Argentina's latest economic crisis has spurred a string of ratings downgrades and caused prolonged market turmoil, but unlike prior crises, the banking sector should be able to hold up, Gabriel Torres, senior credit officer for sovereigns at Moody's, said.
At a press conference following Moody's annual conference in Buenos Aires, Torres said that while Argentina's latest plans to re-profile debt is tantamount to a default, not all defaults are equal. The rating agency's current Caa2 sovereign debt rating, along with its negative outlook, implies that bondholders could take a roughly 10% to 20% haircut on their investments, far less severe compared to Argentina's sovereign default in 2001.
Still, Moody's current rating on the country is the 18th-lowest on a 21-tier scale, which raises concerns about the country's capacity to honor its debt payments and regain access to markets. Torres said that Moody's will review its negative outlook within the next three to six months, due to the political uncertainty ahead of the October presidential elections.
Gabriel Torres, senior credit officer for sovereigns at |
"If there is one piece of good news in all of this it's that, in contrast with previous crises in Argentina, there isn't a crisis in the banking sector this time," Torres, said. "Dollar deposits have diminished in the financial system, but the banking sector is not in a critical situation."
To be clear, banks are far from protected, and Moody's recently lowered its outlook on Argentina's banking system to negative from stable, saying that "worsening operating conditions ... will continue to affect banks' asset risk profiles, capital and inflation-adjusted earnings."

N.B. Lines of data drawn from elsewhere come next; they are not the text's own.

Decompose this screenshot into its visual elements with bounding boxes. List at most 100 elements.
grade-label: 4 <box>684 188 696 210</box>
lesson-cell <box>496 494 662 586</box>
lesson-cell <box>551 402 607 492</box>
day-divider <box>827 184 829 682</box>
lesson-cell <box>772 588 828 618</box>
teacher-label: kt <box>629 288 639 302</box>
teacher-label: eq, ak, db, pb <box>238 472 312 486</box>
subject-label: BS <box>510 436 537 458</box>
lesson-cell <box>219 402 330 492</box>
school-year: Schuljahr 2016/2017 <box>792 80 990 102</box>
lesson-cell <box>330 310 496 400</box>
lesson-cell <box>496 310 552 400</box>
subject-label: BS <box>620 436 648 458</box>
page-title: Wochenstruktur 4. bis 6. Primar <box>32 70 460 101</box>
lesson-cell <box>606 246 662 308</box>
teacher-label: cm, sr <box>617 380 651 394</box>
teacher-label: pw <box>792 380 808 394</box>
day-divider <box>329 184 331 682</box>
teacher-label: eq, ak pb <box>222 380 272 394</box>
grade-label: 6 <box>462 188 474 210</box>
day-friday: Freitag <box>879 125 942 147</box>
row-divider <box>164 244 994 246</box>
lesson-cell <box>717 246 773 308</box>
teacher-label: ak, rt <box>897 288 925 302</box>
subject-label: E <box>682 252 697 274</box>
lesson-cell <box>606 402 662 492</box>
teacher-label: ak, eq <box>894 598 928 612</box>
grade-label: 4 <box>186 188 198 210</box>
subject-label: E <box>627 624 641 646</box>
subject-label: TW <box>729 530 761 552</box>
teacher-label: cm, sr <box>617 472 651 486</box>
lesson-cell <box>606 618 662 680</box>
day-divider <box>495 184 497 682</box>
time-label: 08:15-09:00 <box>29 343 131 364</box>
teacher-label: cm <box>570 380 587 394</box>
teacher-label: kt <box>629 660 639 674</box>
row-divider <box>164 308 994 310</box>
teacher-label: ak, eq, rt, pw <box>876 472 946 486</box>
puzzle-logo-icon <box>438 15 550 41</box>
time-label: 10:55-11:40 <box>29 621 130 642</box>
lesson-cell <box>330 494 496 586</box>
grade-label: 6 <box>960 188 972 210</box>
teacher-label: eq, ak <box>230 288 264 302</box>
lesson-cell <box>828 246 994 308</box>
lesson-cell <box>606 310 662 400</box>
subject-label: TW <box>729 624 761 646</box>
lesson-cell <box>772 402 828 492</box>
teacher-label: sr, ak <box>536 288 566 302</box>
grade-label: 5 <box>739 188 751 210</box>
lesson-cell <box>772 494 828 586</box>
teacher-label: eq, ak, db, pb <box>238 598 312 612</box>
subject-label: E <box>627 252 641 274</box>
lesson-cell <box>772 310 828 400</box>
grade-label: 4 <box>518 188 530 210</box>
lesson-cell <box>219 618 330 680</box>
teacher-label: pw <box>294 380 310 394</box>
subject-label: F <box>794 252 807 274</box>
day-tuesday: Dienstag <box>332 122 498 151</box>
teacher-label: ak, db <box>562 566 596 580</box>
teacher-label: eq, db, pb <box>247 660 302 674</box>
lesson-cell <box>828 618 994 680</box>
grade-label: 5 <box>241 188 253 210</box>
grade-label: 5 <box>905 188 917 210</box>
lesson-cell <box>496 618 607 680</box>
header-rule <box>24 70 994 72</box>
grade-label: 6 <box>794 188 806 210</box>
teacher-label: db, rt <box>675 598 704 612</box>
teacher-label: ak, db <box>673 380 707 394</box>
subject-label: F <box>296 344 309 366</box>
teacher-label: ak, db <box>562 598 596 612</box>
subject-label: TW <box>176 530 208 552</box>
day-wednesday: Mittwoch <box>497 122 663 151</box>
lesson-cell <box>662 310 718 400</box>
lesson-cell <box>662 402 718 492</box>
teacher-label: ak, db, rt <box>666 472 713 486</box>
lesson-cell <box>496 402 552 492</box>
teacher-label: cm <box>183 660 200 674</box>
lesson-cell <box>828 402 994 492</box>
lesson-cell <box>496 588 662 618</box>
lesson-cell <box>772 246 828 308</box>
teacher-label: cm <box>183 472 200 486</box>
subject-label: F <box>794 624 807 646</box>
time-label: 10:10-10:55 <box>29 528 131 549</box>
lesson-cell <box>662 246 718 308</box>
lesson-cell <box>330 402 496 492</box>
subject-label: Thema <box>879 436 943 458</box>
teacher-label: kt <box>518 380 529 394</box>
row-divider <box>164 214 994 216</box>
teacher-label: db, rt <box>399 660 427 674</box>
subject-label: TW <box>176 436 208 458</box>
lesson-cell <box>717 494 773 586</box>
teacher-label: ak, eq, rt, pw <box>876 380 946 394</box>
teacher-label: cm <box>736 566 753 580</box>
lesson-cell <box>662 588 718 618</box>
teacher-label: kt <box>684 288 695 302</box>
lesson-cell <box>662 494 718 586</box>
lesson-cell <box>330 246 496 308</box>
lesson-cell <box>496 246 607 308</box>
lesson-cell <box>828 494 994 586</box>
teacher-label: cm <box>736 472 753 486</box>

But as Marcelo De Gruttola, assistant vice president in Moody's financial institutions group, pointed out, the main challenges for the banking sector are currently related to macroeconomic and political factors, rather than specific sector-related issues. While limited funding, a deterioration of liquid assets and rising delinquencies likely will impact banks, their high liquidity levels and loans to exporters have helped to mitigate those funding needs, he said, and banks have shown the solvency to withstand the stressful conditions.
Javier Bolzico, president of Argentina's ADEBA banking association, also highlighted banks' high liquidity, strong levels of solvency and leveraged loan portfolios as signs that the banking sector has not been caught off guard by the latest economic shock. "These three things are a good starting point for the sector to face the current adverse situation," he said.
Whether President Mauricio Macri wins a second term or whether leading challenger Alberto Fernández takes over, the government challenges will continue to revolve around dealing with Argentina's economic crisis, managing its debt restructuring process and reaching a new deal with the International Monetary Fund, experts noted.
Still, it will be difficult to see change in the short term, which will only be visible in the latter half of next year, if the correct policies are implemented, they noted.
"The level of Argentine debt, when compared to other countries, is not that high and does not justify the crisis that the country is going through," said Torres. The reason for Argentina's crisis lies elsewhere: namely in its incapacity to finance itself with its own currency, he said.
"If you look at Brazil, in the 1990s, about 90% of its debt was in dollars. Now, practically all of it is in local currency. They are financing themselves in their own market," he said.
Private debt will be the most difficult for Argentina to restructure, especially that which was issued under international law. Moody's analysts estimate such debt makes up about 69% of Argentina's total. Meanwhile, negative or even low growth, combined with high volatility will make it difficult for Argentina to meet the upcoming dollar payments, estimated at about $17 billion in 2020 and $21 billion in 2021.
Part of unlocking Argentina's debt conundrum will be tied to reaching a new agreement with the IMF. But for that, the fund will demand structural reforms which the next government would do well to consider.
"It is almost impossible for there to be a restructuring without the incoming government having its say about it," Torres explained as one of the reasons for the stalled negotiations between Argentina and the IMF.
Argentina has defaulted on short-term debt and will do so on medium- and long-term debt, but it is the next government that will have to decide what that will look like, Torres said.
"No country in the world pays its debts. ... All countries issue debt and then to pay that debt issue more debt. The important thing is not what you owe, but to have access to the markets. That is the key. And the problem for Argentina is not the amount of its debt but that it does not have access to the markets," he said.